Radical Imperfection in Time-Tracking

  • Deadline:
    Feb. 8, 2021, 11:02 a.m.
  • Location:
    online

School of Machines, Making & Make-Believe presents a 5-week online class dedicated to data, coding, visualisation and the quantified self.
About this Event

What makes the experience of observing our creative selves through data surprising, intriguing, and even healing?

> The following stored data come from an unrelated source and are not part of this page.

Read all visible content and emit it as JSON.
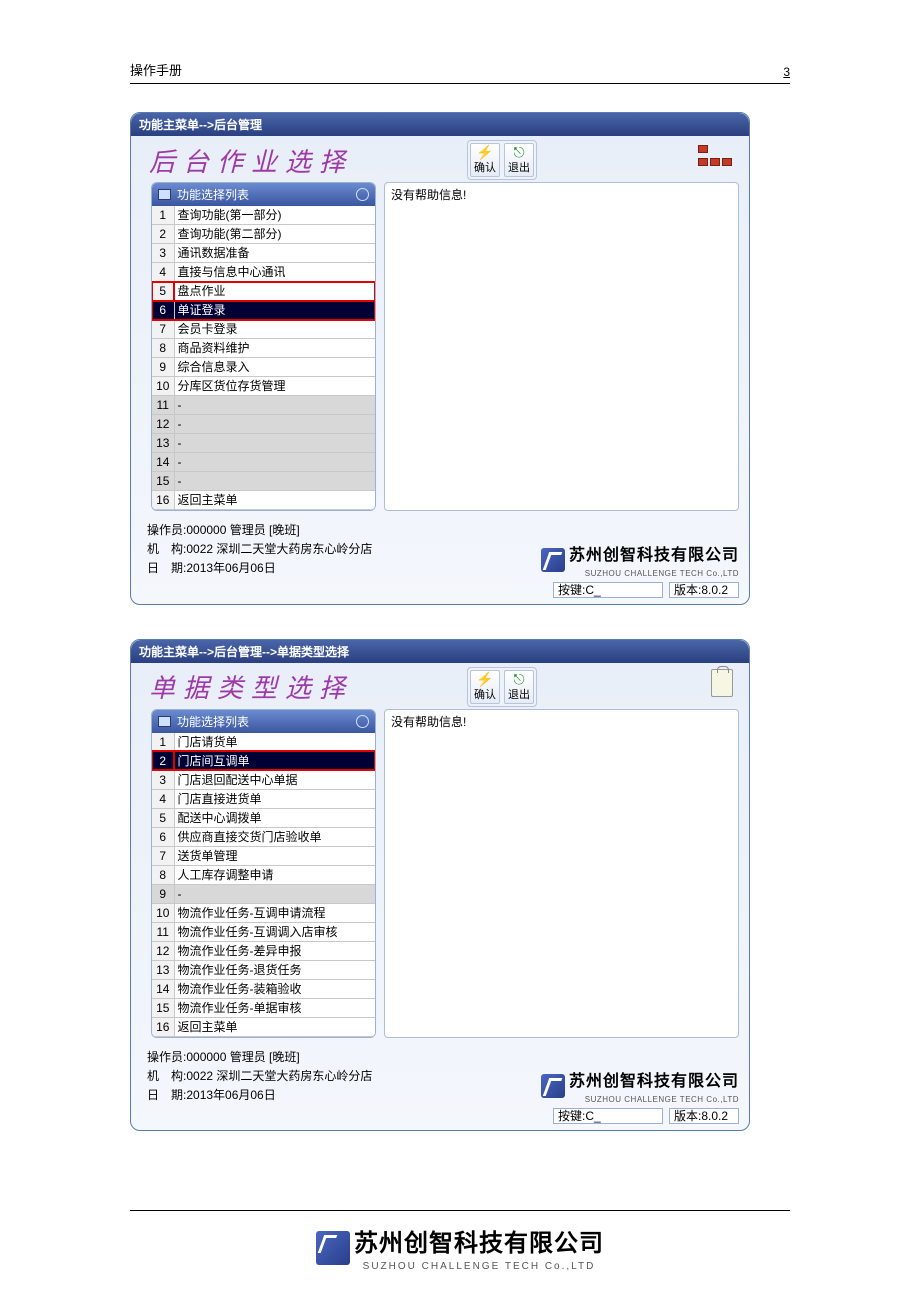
{
  "doc": {
    "title": "操作手册",
    "page_number": "3"
  },
  "window1": {
    "title": "功能主菜单-->后台管理",
    "section": "后台作业选择",
    "btn_confirm": "确认",
    "btn_exit": "退出",
    "list_header": "功能选择列表",
    "help_text": "没有帮助信息!",
    "rows": [
      {
        "n": "1",
        "label": "查询功能(第一部分)"
      },
      {
        "n": "2",
        "label": "查询功能(第二部分)"
      },
      {
        "n": "3",
        "label": "通讯数据准备"
      },
      {
        "n": "4",
        "label": "直接与信息中心通讯"
      },
      {
        "n": "5",
        "label": "盘点作业"
      },
      {
        "n": "6",
        "label": "单证登录"
      },
      {
        "n": "7",
        "label": "会员卡登录"
      },
      {
        "n": "8",
        "label": "商品资料维护"
      },
      {
        "n": "9",
        "label": "综合信息录入"
      },
      {
        "n": "10",
        "label": "分库区货位存货管理"
      },
      {
        "n": "11",
        "label": "-"
      },
      {
        "n": "12",
        "label": "-"
      },
      {
        "n": "13",
        "label": "-"
      },
      {
        "n": "14",
        "label": "-"
      },
      {
        "n": "15",
        "label": "-"
      },
      {
        "n": "16",
        "label": "返回主菜单"
      }
    ],
    "selected_index": 5,
    "red_indices": [
      4,
      5
    ],
    "gray_indices": [
      10,
      11,
      12,
      13,
      14
    ],
    "operator_label": "操作员:",
    "operator": "000000 管理员 [晚班]",
    "org_label": "机　构:",
    "org": "0022 深圳二天堂大药房东心岭分店",
    "date_label": "日　期:",
    "date": "2013年06月06日",
    "key_label": "按键:C_",
    "version_label": "版本:8.0.2"
  },
  "window2": {
    "title": "功能主菜单-->后台管理-->单据类型选择",
    "section": "单据类型选择",
    "btn_confirm": "确认",
    "btn_exit": "退出",
    "list_header": "功能选择列表",
    "help_text": "没有帮助信息!",
    "rows": [
      {
        "n": "1",
        "label": "门店请货单"
      },
      {
        "n": "2",
        "label": "门店间互调单"
      },
      {
        "n": "3",
        "label": "门店退回配送中心单据"
      },
      {
        "n": "4",
        "label": "门店直接进货单"
      },
      {
        "n": "5",
        "label": "配送中心调拨单"
      },
      {
        "n": "6",
        "label": "供应商直接交货门店验收单"
      },
      {
        "n": "7",
        "label": "送货单管理"
      },
      {
        "n": "8",
        "label": "人工库存调整申请"
      },
      {
        "n": "9",
        "label": "-"
      },
      {
        "n": "10",
        "label": "物流作业任务-互调申请流程"
      },
      {
        "n": "11",
        "label": "物流作业任务-互调调入店审核"
      },
      {
        "n": "12",
        "label": "物流作业任务-差异申报"
      },
      {
        "n": "13",
        "label": "物流作业任务-退货任务"
      },
      {
        "n": "14",
        "label": "物流作业任务-装箱验收"
      },
      {
        "n": "15",
        "label": "物流作业任务-单据审核"
      },
      {
        "n": "16",
        "label": "返回主菜单"
      }
    ],
    "selected_index": 1,
    "red_indices": [
      1
    ],
    "gray_indices": [
      8
    ],
    "operator_label": "操作员:",
    "operator": "000000 管理员 [晚班]",
    "org_label": "机　构:",
    "org": "0022 深圳二天堂大药房东心岭分店",
    "date_label": "日　期:",
    "date": "2013年06月06日",
    "key_label": "按键:C_",
    "version_label": "版本:8.0.2"
  },
  "company": {
    "cn": "苏州创智科技有限公司",
    "en": "SUZHOU CHALLENGE TECH Co.,LTD"
  }
}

/ Five-week Live* Online class begins 9. February ends 9. March

/ Every Tuesday, 7pm-9pm, CET

/ Small class of participants

/ Book tickets here: https://www.eventbrite.com/e/radical-imperfection-in-time-tracking-tickets-133855033007

Course Description

Winter is the season of taking stock, reflecting, and preparing for the energy of spring. But where does our time go exactly? In this course, we will be taking a closer look at the intersection of time-tracking and tracking creative energy. Neither time tracking nor creative energy needs to be limited to things that relate to "work," especially if that work is alienating, or if work and home boundaries have blurred. We will stay inclusive and open-minded in observing our expressive and creative experiences through data.

This is a technical course: it draws on information and data visualization techniques and creative coding as tools for working with self-tracking and time-spent-on-task data. However, it does not end there: the aim is to mobilize these technical tools for deeply personal challenges.

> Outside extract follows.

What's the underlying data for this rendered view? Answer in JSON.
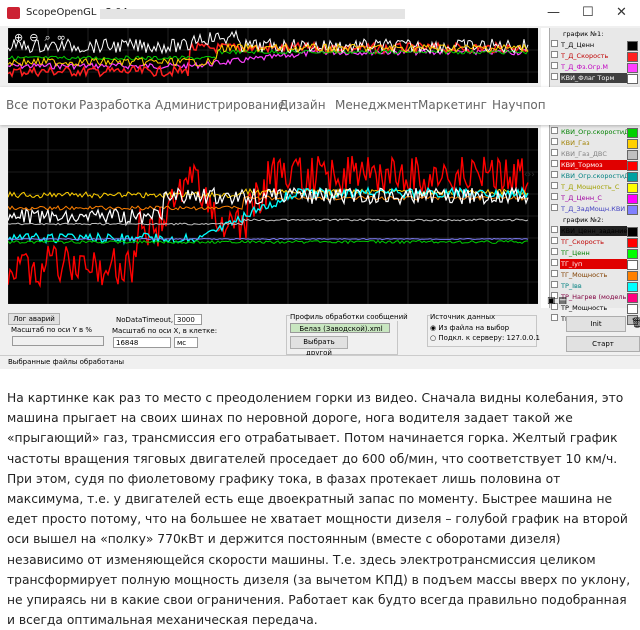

In this practice-based course, we will work together on understanding, healing, and enriching our relationship to our creative energy. Through a combination of reflective sketching exercises and critical technical discussion, we will use systematic self-reflection (e.g., self-tracking) to capture data about how our time is spent, especially on projects we are passionate about. Although these techniques can also be used for productivity and creativity "hacking" or optimizing, we will be interrogating our own relationship to these concepts.

Participants can choose any medium to give this data an interesting or insightful form. Examples in the course will use primarily Toggl data and p5.js / openprocessing.org (all free and work in the browser), but participants can pick any other tools for collection of data or its representation. Participants can also work on finding and critiquing existing visualizations relevant to course themes, or to their specific interests.

The last session of the course will be used to share projects in which everyone can get more in-depth feedback from their peers. No prior technical experience is required, and all methods (digital or analog) are equally welcome.

Instructor
Kit Kuksenok https://www.instagram.com/xn_ze_ro/

Kit Kuksenok is a visual artist with a research background in Human Computer Interaction, and experience as a code/data worker in both academia and industry. Their interest in self-tracking, both through analog and digital media, has only grown since first trying out tracking work time in a spreadsheet in 2008, as a result of watching Randy Pausch’s Last Lecture. They have used many software and hardware tools for tracking, including using their own analysis scripts; since 2019, a large portion of their self-tracking activities has been pen-and-paper, and all strongly influenced by yoga philosophy.